Work a little bit more on ignoring toys in different locations, and use different kinds of toys. Really break it down so the dog can be successful. Also be sure you're practicing with a few different types of cones on the ground, so your dog can learn to ignore them.

Dog Goes up to Judge/Ring Gate/Otherwise Distracted

Sometimes our dogs get distracted. Maybe they'll visit the judge, or maybe they will start sniffing the ground, or perhaps they will turn and stare at the working dog in the other ring. Perhaps the dog doesn't understand his/her job, or maybe they are feeling a bit stressed and disconnected. Maybe the handler is acting like a nervous blubbering stranger, and the dog is not sure how to deal with it. There are a lot of reasons that our dog gets distracted in the ring, and it happens to even the best of us.

There are several steps that you can take to minimize the chance of your dog becoming distracted in the ring, but the simple truth is we can't train for everything. Sometimes things will happen that we couldn't possibly predict, and we have to roll with it. When your dog gets distracted in the ring, think about why it happened. Then decide if it's likely that same distraction will happen again at a future trial. If it is likely to happen again, come up with a training plan! If the chances of it happening again are pretty slim, then don't worry about it.

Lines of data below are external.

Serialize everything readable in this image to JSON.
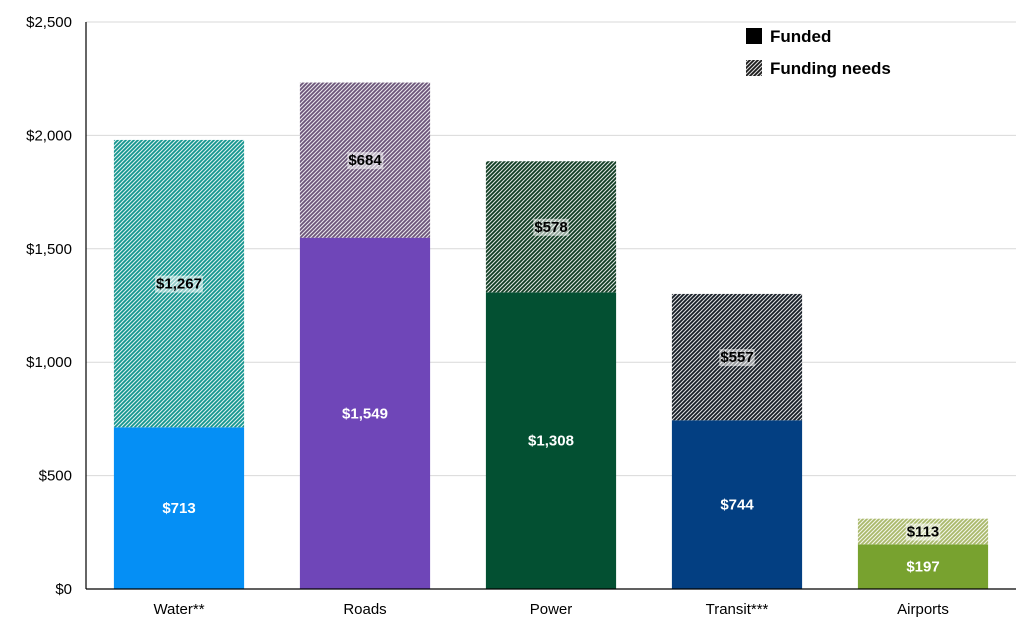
{
  "chart_data": {
    "type": "bar",
    "stacked": true,
    "categories": [
      "Water**",
      "Roads",
      "Power",
      "Transit***",
      "Airports"
    ],
    "series": [
      {
        "name": "Funded",
        "values": [
          713,
          1549,
          1308,
          744,
          197
        ],
        "labels": [
          "$713",
          "$1,549",
          "$1,308",
          "$744",
          "$197"
        ]
      },
      {
        "name": "Funding needs",
        "values": [
          1267,
          684,
          578,
          557,
          113
        ],
        "labels": [
          "$1,267",
          "$684",
          "$578",
          "$557",
          "$113"
        ]
      }
    ],
    "ylim": [
      0,
      2500
    ],
    "yticks": [
      0,
      500,
      1000,
      1500,
      2000,
      2500
    ],
    "ytick_labels": [
      "$0",
      "$500",
      "$1,000",
      "$1,500",
      "$2,000",
      "$2,500"
    ],
    "grid": true,
    "legend_position": "top-right",
    "colors": {
      "funded": [
        "#058ff5",
        "#6f46b8",
        "#035032",
        "#033f82",
        "#78a22f"
      ],
      "needs_base": [
        "#13958e",
        "#6b5478",
        "#0e3b21",
        "#141b24",
        "#a9b86a"
      ]
    }
  }
}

Be sure your dog is adequately prepared to trial. Have you been to several new locations? Have you had strange judges in the ring? Have you practiced with people sitting right outside the gates watching you? When you practice in these scenarios, is your dog confident and happy? If the answer to any of these questions is no, you're not ready to trial, so get out there and expose your dog to new places and people! Most examples of disconnection from your dog is inadequate training.

Handler Turned the Wrong Way or Messes Up Sign

Oh no, you were supposed to do a 270 right and you turned left! What do you do? If you realize it right away (perhaps you're staring at the ring gate with nowhere to go!) then look at the judge, say "redo" and take a few steps away and approach the sign again. You will lose 3 points for the redo.

With direction changes you're going to figure out pretty quickly that you turned the wrong way, because the course won't make sense, so for most of those mistakes you will just redo the direction change. But if you messed up another type of sign (maybe you cued your dog to sit instead of heel forward) you can handle it the same way if you realize it right away. Look at the judge, say "redo," take a few steps back and approach the sign again. If you realize later that you messed up a sign, just keep going. You'll lose 10 points for an Incorrect Performance but as long as you attempted the sign it will not be an NQ.

Dog Took Jump Out of Order

It happens - you're doing a fast right past the jump and your dog sails over the jump instead of staying in heel position. If this happens, get your dog back to heel and keep going! You will lose 1-2 points for being out of position, but in the grand scheme of things, it's no big deal!

Please remember that we are only human and our dogs are only dogs! Sometimes things go wrong, regardless of how well-prepared we are or how well-trained our dogs are. Never forget that you're taking home the best dog in the trial, regardless of how your ring experience went!